What about presentation, and do I still look “female”? Well that depends on what you think female looks like really. Generally I am read as female. My particular body and face shape is associated with “female” in our society. Because it is acceptable for women to wear more masculine clothes (jeans and a sweater for example) but not for men to wear women’s clothing (dresses and blouses) even if I dress in a “masculine” fashion I am often referred to as female. This is aggravating but there is little I can do about it without a concerted effort. Additionally because our culture has developed the attitude that “male is default” there is a tendency for people to conflate “androgenous” or neutral clothing with male clothing.
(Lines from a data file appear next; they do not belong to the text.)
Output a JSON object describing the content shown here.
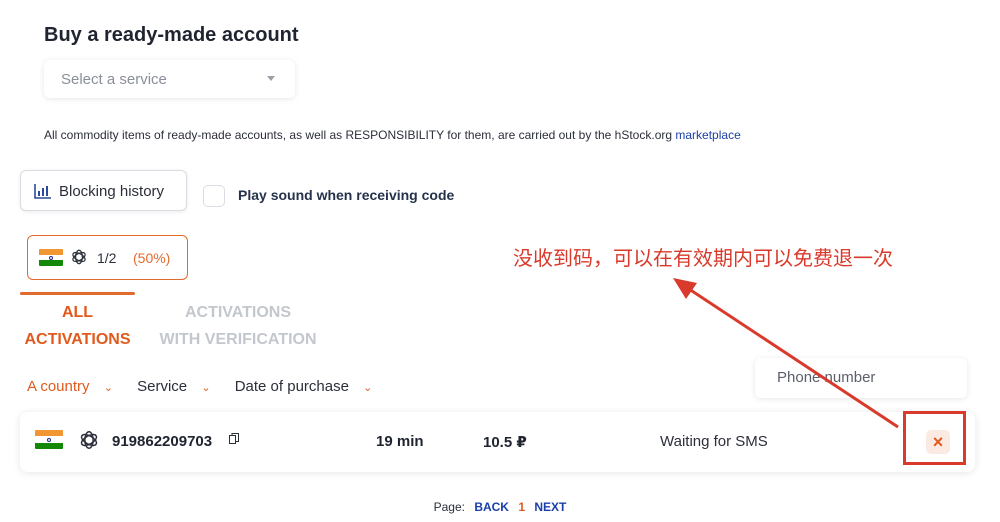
{
  "page": {
    "title": "Buy a ready-made account",
    "service_select": {
      "placeholder": "Select a service"
    },
    "notice": {
      "text": "All commodity items of ready-made accounts, as well as RESPONSIBILITY for them, are carried out by the hStock.org ",
      "link": "marketplace"
    },
    "blocking_history_label": "Blocking history",
    "play_sound_label": "Play sound when receiving code",
    "stats": {
      "ratio": "1/2",
      "percent": "(50%)"
    },
    "annotation": "没收到码，可以在有效期内可以免费退一次",
    "tabs": [
      {
        "line1": "ALL",
        "line2": "ACTIVATIONS"
      },
      {
        "line1": "ACTIVATIONS",
        "line2": "WITH VERIFICATION"
      }
    ],
    "filters": [
      "A country",
      "Service",
      "Date of purchase"
    ],
    "phone_search": {
      "placeholder": "Phone number"
    },
    "row": {
      "number": "919862209703",
      "time": "19 min",
      "price": "10.5 ₽",
      "status": "Waiting for SMS",
      "cancel_symbol": "×"
    },
    "pager": {
      "label": "Page:",
      "back": "BACK",
      "current": "1",
      "next": "NEXT"
    }
  },
  "colors": {
    "accent": "#e05a1e",
    "link": "#1a3fa8",
    "annotation": "#d93a2b"
  },
  "icons": [
    "india-flag-icon",
    "openai-icon",
    "bar-chart-icon",
    "copy-icon",
    "close-icon",
    "chevron-down-icon"
  ]
}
As I said earlier, I don’t want to be male. I’m not male. I shouldn’t have to make myself look more male in order to be not read as female. It’s frustrating. Plus I like leggings and skirts. They are comfortable.

However, and I want to make this very clear: I am not presenting as female. You may read me as female, and our society may associate parts of my appearance with femininity but that is not deliberate on my part. I am presenting as me and as nonbinary.

What do I call you? Robin. Or another nickname I guess. My pronouns are they them by preference but I don’t mind she/her, especially if you are my grandfather. I am not a girl, woman, lady or female or other gendered terms (again unless you are my grandfather or we have talked about it). If for some reason you need to state my gender you can say NB, genderqueer or agender.


But what is my sex? Usually when people ask this what they really mean is "what are your genitals". Honestly that’s none of your business. You can probably work it out if you need to. But really you don’t need to.